Mort de Imre Kertész, le dernier juif de Budapest

L’écrivain hongrois Imre Kertész, prix Nobel de littérature en 2002, vient de mourir à l’âge de 86 ans. Un écrivain hors norme qui n’a été reconnu que fort tardivement.

Imre Kertesz vient de nous quitter. Prix Nobel de littérature en 2002, cet écrivain hors norme n’a été reconnu que fort tardivement. Il venait d’un monde anéanti celui des juifs de Budapest, qui, avec ceux de Lemberg et de Prague, formaient l’élite intellectuelle de l’empire austro-hongrois. S’il était né demi-siècle plus tôt, Imre Kertesz eût sans doute écrit, comme Joseph Roth et Franz Kafka, dans cette langue allemande que les écrivains juifs de l’empire aimaient porter à la perfection.

Mais Imre Kertesz a eu le malheur de naître en 1929 et donc d’avoir 15 ans, en 1944, quand Adolf Eichmann veillait en personne sur la déportation des juifs de Budapest.
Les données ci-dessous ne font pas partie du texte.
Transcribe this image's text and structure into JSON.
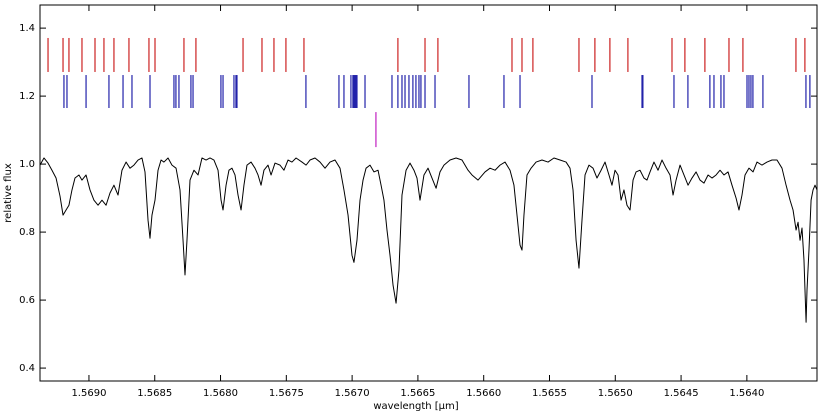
{
  "chart_data": {
    "type": "line",
    "xlabel": "wavelength [μm]",
    "ylabel": "relative flux",
    "xlim": [
      1.569372,
      1.563467
    ],
    "ylim": [
      0.362,
      1.468
    ],
    "xticks": [
      {
        "value": 1.569,
        "label": "1.5690"
      },
      {
        "value": 1.5685,
        "label": "1.5685"
      },
      {
        "value": 1.568,
        "label": "1.5680"
      },
      {
        "value": 1.5675,
        "label": "1.5675"
      },
      {
        "value": 1.567,
        "label": "1.5670"
      },
      {
        "value": 1.5665,
        "label": "1.5665"
      },
      {
        "value": 1.566,
        "label": "1.5660"
      },
      {
        "value": 1.5655,
        "label": "1.5655"
      },
      {
        "value": 1.565,
        "label": "1.5650"
      },
      {
        "value": 1.5645,
        "label": "1.5645"
      },
      {
        "value": 1.564,
        "label": "1.5640"
      }
    ],
    "yticks": [
      0.4,
      0.6,
      0.8,
      {
        "value": 1.0,
        "label": "1.0"
      },
      1.2,
      1.4
    ],
    "series": [
      {
        "color": "#000000",
        "x": [
          1.569372,
          1.569342,
          1.569311,
          1.569281,
          1.56925,
          1.56922,
          1.569197,
          1.569174,
          1.569152,
          1.569129,
          1.569106,
          1.569076,
          1.569053,
          1.569022,
          1.568992,
          1.568962,
          1.568931,
          1.568901,
          1.56887,
          1.56884,
          1.56881,
          1.568779,
          1.568749,
          1.568718,
          1.568688,
          1.568658,
          1.568627,
          1.568597,
          1.568574,
          1.568551,
          1.568536,
          1.568521,
          1.568498,
          1.568475,
          1.568452,
          1.56843,
          1.568399,
          1.568369,
          1.568338,
          1.568308,
          1.568285,
          1.56827,
          1.568255,
          1.568232,
          1.568202,
          1.568171,
          1.568141,
          1.56811,
          1.56808,
          1.56805,
          1.568019,
          1.567996,
          1.567981,
          1.567958,
          1.567936,
          1.567913,
          1.56789,
          1.567867,
          1.567844,
          1.567822,
          1.567799,
          1.567768,
          1.567738,
          1.567715,
          1.567692,
          1.56767,
          1.567639,
          1.567616,
          1.567586,
          1.567548,
          1.567518,
          1.567487,
          1.567457,
          1.567426,
          1.567381,
          1.56735,
          1.56732,
          1.567282,
          1.567244,
          1.567206,
          1.567168,
          1.56713,
          1.567092,
          1.567062,
          1.567031,
          1.567001,
          1.566986,
          1.566963,
          1.56694,
          1.566917,
          1.566894,
          1.566864,
          1.566834,
          1.566803,
          1.56678,
          1.566758,
          1.566735,
          1.566712,
          1.566689,
          1.566666,
          1.566644,
          1.566621,
          1.56659,
          1.56656,
          1.56653,
          1.566507,
          1.566484,
          1.566454,
          1.566423,
          1.566393,
          1.566362,
          1.566332,
          1.566302,
          1.566256,
          1.56621,
          1.566165,
          1.566119,
          1.566089,
          1.566043,
          1.56599,
          1.565952,
          1.565914,
          1.565876,
          1.565838,
          1.5658,
          1.56577,
          1.565747,
          1.565724,
          1.565709,
          1.565694,
          1.565671,
          1.56564,
          1.565602,
          1.565557,
          1.565511,
          1.565466,
          1.56542,
          1.565374,
          1.565344,
          1.565321,
          1.565298,
          1.565276,
          1.565253,
          1.56523,
          1.5652,
          1.565169,
          1.565139,
          1.565108,
          1.565078,
          1.565048,
          1.565025,
          1.565002,
          1.564979,
          1.564956,
          1.564934,
          1.564911,
          1.564888,
          1.564865,
          1.564842,
          1.564812,
          1.564782,
          1.564759,
          1.564736,
          1.564706,
          1.564675,
          1.564645,
          1.564614,
          1.564584,
          1.564561,
          1.564538,
          1.564508,
          1.564478,
          1.564447,
          1.564417,
          1.564386,
          1.564356,
          1.564326,
          1.564295,
          1.564265,
          1.564234,
          1.564204,
          1.564174,
          1.564143,
          1.564113,
          1.564082,
          1.56406,
          1.564037,
          1.564014,
          1.563984,
          1.563953,
          1.563923,
          1.563885,
          1.563847,
          1.563809,
          1.563771,
          1.563733,
          1.563702,
          1.563672,
          1.563649,
          1.563626,
          1.563611,
          1.563596,
          1.563581,
          1.563566,
          1.56355,
          1.563543,
          1.563528,
          1.563512,
          1.563497,
          1.563482,
          1.563467
        ],
        "values": [
          0.997,
          1.018,
          1.003,
          0.982,
          0.959,
          0.906,
          0.85,
          0.865,
          0.879,
          0.924,
          0.959,
          0.968,
          0.953,
          0.968,
          0.924,
          0.894,
          0.879,
          0.894,
          0.879,
          0.915,
          0.938,
          0.909,
          0.982,
          1.006,
          0.988,
          0.997,
          1.012,
          1.018,
          0.977,
          0.835,
          0.782,
          0.85,
          0.894,
          0.982,
          1.012,
          1.006,
          1.018,
          0.997,
          0.988,
          0.924,
          0.776,
          0.674,
          0.776,
          0.953,
          0.982,
          0.968,
          1.018,
          1.012,
          1.018,
          1.012,
          0.982,
          0.894,
          0.865,
          0.938,
          0.982,
          0.988,
          0.968,
          0.909,
          0.865,
          0.938,
          0.997,
          1.006,
          0.988,
          0.968,
          0.938,
          0.982,
          0.997,
          0.968,
          1.003,
          0.997,
          0.982,
          1.012,
          1.006,
          1.018,
          1.006,
          0.997,
          1.012,
          1.018,
          1.006,
          0.988,
          1.006,
          1.012,
          0.988,
          0.924,
          0.85,
          0.732,
          0.711,
          0.776,
          0.894,
          0.953,
          0.988,
          0.997,
          0.977,
          0.982,
          0.938,
          0.894,
          0.806,
          0.732,
          0.644,
          0.591,
          0.688,
          0.909,
          0.982,
          1.003,
          0.982,
          0.959,
          0.894,
          0.968,
          0.988,
          0.959,
          0.929,
          0.977,
          0.997,
          1.012,
          1.018,
          1.012,
          0.982,
          0.968,
          0.953,
          0.977,
          0.988,
          0.982,
          0.997,
          1.006,
          0.982,
          0.938,
          0.85,
          0.762,
          0.747,
          0.85,
          0.968,
          0.988,
          1.006,
          1.012,
          1.006,
          1.018,
          1.012,
          1.006,
          0.988,
          0.924,
          0.776,
          0.694,
          0.835,
          0.968,
          0.997,
          0.988,
          0.959,
          0.982,
          1.006,
          0.968,
          0.938,
          0.982,
          0.968,
          0.894,
          0.924,
          0.879,
          0.865,
          0.953,
          0.977,
          0.982,
          0.959,
          0.953,
          0.977,
          1.006,
          0.982,
          1.012,
          0.988,
          0.968,
          0.909,
          0.953,
          0.997,
          0.968,
          0.938,
          0.959,
          0.977,
          0.953,
          0.944,
          0.968,
          0.959,
          0.968,
          0.982,
          0.968,
          0.977,
          0.938,
          0.9,
          0.865,
          0.909,
          0.968,
          0.988,
          0.977,
          1.006,
          0.997,
          1.006,
          1.012,
          1.012,
          0.988,
          0.938,
          0.894,
          0.865,
          0.806,
          0.829,
          0.776,
          0.812,
          0.718,
          0.535,
          0.629,
          0.747,
          0.894,
          0.924,
          0.938,
          0.924
        ]
      }
    ],
    "line_lists": [
      {
        "color": "#cc2222",
        "ymin": 1.271,
        "ymax": 1.371,
        "x": [
          1.569311,
          1.569197,
          1.569152,
          1.569053,
          1.568954,
          1.568886,
          1.56881,
          1.568696,
          1.568544,
          1.568498,
          1.568278,
          1.568187,
          1.567829,
          1.567685,
          1.567594,
          1.567503,
          1.567366,
          1.566652,
          1.566446,
          1.566348,
          1.565785,
          1.565709,
          1.565626,
          1.565276,
          1.565155,
          1.565041,
          1.564904,
          1.564569,
          1.564471,
          1.564319,
          1.564136,
          1.56403,
          1.563627,
          1.563559
        ]
      },
      {
        "color": "#2222aa",
        "ymin": 1.165,
        "ymax": 1.262,
        "x": [
          1.56919,
          1.569167,
          1.569022,
          1.568848,
          1.568741,
          1.568673,
          1.568536,
          1.568354,
          1.568339,
          1.568316,
          1.568225,
          1.568209,
          1.567997,
          1.567981,
          1.567898,
          1.567883,
          1.567875,
          1.567351,
          1.5671,
          1.567062,
          1.567009,
          1.566994,
          1.566986,
          1.566978,
          1.566971,
          1.566963,
          1.566902,
          1.566697,
          1.566652,
          1.566621,
          1.566598,
          1.566568,
          1.566538,
          1.566515,
          1.566492,
          1.566477,
          1.566446,
          1.56637,
          1.566112,
          1.565846,
          1.565724,
          1.565177,
          1.564797,
          1.56479,
          1.564554,
          1.564448,
          1.564281,
          1.56425,
          1.564197,
          1.564174,
          1.563999,
          1.563984,
          1.563969,
          1.563954,
          1.563878,
          1.563551,
          1.563521
        ]
      },
      {
        "color": "#c020c0",
        "ymin": 1.05,
        "ymax": 1.153,
        "x": [
          1.566819
        ]
      }
    ]
  }
}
Les voies ferrées étaient bombardées, les trains manquaient, qu’à cela ne tienne, les nazis organisèrent des marches de la mort et les juifs hongrois firent à pied l’essentiel du chemin qui les menait à Auschwitz. Rares furent les rescapés de ce temps où, disait, Kertesz  on lui « refusait le statut d’être humain ». De retour à Budapest en 1945, Imre Kertesz est le seul survivant de sa famille. Il devient journaliste, mais se heurte bientôt au contrôle total du parti communiste sur la presse.

Son bilinguisme parfait le sauve : il traduit les écrivains allemands en magyar. Il écrit aussi de petites pièces légères et des comédies musicales. Lorsqu’il passe au roman, dans les années 1960, avec Etre sans destin , début d’une trilogie inspirée de son expérience des camps de la mort, il ne se fait guère d’illusion sur ses possibilités d’expression dans la Hongrie communiste. Il attendra 1975 pour bénéficier du très relatif libéralisme de Janos Kadar. Imre Kertesz peut alors publier, mais dans l’indifférence générale, la presse officielle ignorant délibérément son œuvre. Il ne se plaint pas de sa situation marginal, l’essentiel étant pour lui de poursuivre son travail formel.

Car non content d’évoquer une dimension de l’histoire contemporaine que le régime préfère enfouir sous une logomachie supposée antifasciste, Imre Kertesz est un écrivain novateur. Ce qu’il a vécu dépasse les plus noires des fictions de Kafka, si bien que l’on pourrait le définir comme un réaliste kafkaïen. Le succès ne vient qu’à la toute fin du régime, au milieu des années 1980. C’est seulement à cette époque que les œuvres de Kertesz franchissent le rideau de fer. Il n’avait pas joué les dissidents en tentant de publier à l’étranger. Son succès passe par l’Allemagne, avant de gagner la France grâce à un éditeur alors marginal, Actes Sud, qui en quelques années nous fit découvrir toutes les facettes d’Imre Kertesz.

En 1995, la publication en français de Kaddish pour l’enfant qui ne naîtra pas, est un véritable choc. Le rythme du récit s’appuie sur la prière récurrente de la liturgie juive, le Kaddish, qui n’est pas la prière des morts, mais la sanctification du créateur de toute vie. Imre Kertesz écrit le Kaddish de la non création, celui de ce vide qui suit la catastrophe, dont il ne disait pas qu’il était un survivant, n’ayant jamais été certain d’avoir vraiment survécu. Il écrivait, en vestige de cette Mittleuropa, qui avait déjà disparu à sa naissance, en 1929. Imre Kertesh était le dernier témoin de cet espace qui n’a pas fini de hanter la littérature mondiale.